INAnews.co.id, Jakarta– Badan Meteorologi, Klimatologi, dan Geofisika (BMKG) telah mengeluarkan peringatan dini sejak 17-20 November tentang pembentukan pusat tekanan rendah (low pressure area), namun pemerintah daerah gagal merespons dengan serius.

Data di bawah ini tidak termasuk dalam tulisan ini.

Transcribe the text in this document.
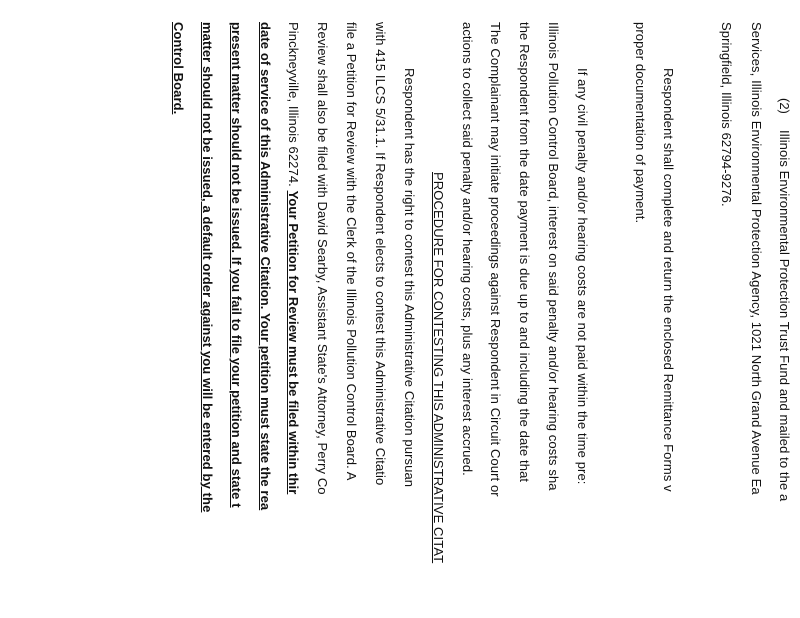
(2)
Illinois Environmental Protection Trust Fund and mailed to the a
Services, Illinois Environmental Protection Agency, 1021 North Grand Avenue Ea
Springfield, Illinois 62794-9276.
Respondent shall complete and return the enclosed Remittance Forms v
proper documentation of payment.
If any civil penalty and/or hearing costs are not paid within the time pre:
Illinois Pollution Control Board, interest on said penalty and/or hearing costs sha
the Respondent from the date payment is due up to and including the date that
The Complainant may initiate proceedings against Respondent in Circuit Court or
actions to collect said penalty and/or hearing costs, plus any interest accrued.
PROCEDURE FOR CONTESTING THIS ADMINISTRATIVE CITAT
Respondent has the right to contest this Administrative Citation pursuan
with 415 ILCS 5/31.1. If Respondent elects to contest this Administrative Citatio
file a Petition for Review with the Clerk of the Illinois Pollution Control Board. A
Review shall also be filed with David Searby, Assistant State's Attorney, Perry Co
Pinckneyville, Illinois 62274. Your Petition for Review must be filed within thir
date of service of this Administrative Citation. Your petition must state the rea
present matter should not be issued. If you fail to file your petition and state t
matter should not be issued, a default order against you will be entered by the
Control Board.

“Dari 17 sampai 30 November, BMKG terus mengeluarkan rilis. Tapi pemerintah daerah responnya seperti apa? Langkah-langkahnya masih tanggap darurat, bukan mitigasi,” kritik Gandar Mahut Suwala, Direktur WALHI Yogyakarta yang menghadiri COP29 di Belem, Brazil diungkap Senin (1/12/2025).
Siklon tidak seperti gempa yang tiba-tiba terjadi. Pada 21-25 November sudah terbentuk bibit siklon 95B, dan baru 26-30 November menjadi siklon utuh.
“Jangan-jangan pemerintah daerah santai karena pikir bibit siklon bisa batal jadi siklon. Ini perlu direfleksikan,” ujar Gandar.
Kegagalan juga bersifat ideologis: pemerintah masih berfokus pada tanggap darurat, bukan investasi pembangunan dan pengelolaan hulu-hilir yang serius.
“Analisis Risiko Bencana di Pasal 40 UU Penanggulangan Bencana sudah jelas, tapi mekanismenya belum ada. Produk pembangunan yang berisiko menimbulkan bencana harus dilengkapi kajian lengkap,” tegasnya.
WALHI mendesak perubahan konsepsi dari tanggap darurat ke kesiapsiagaan, antisipatif, dan mitigasi sebelum bencana terjadi.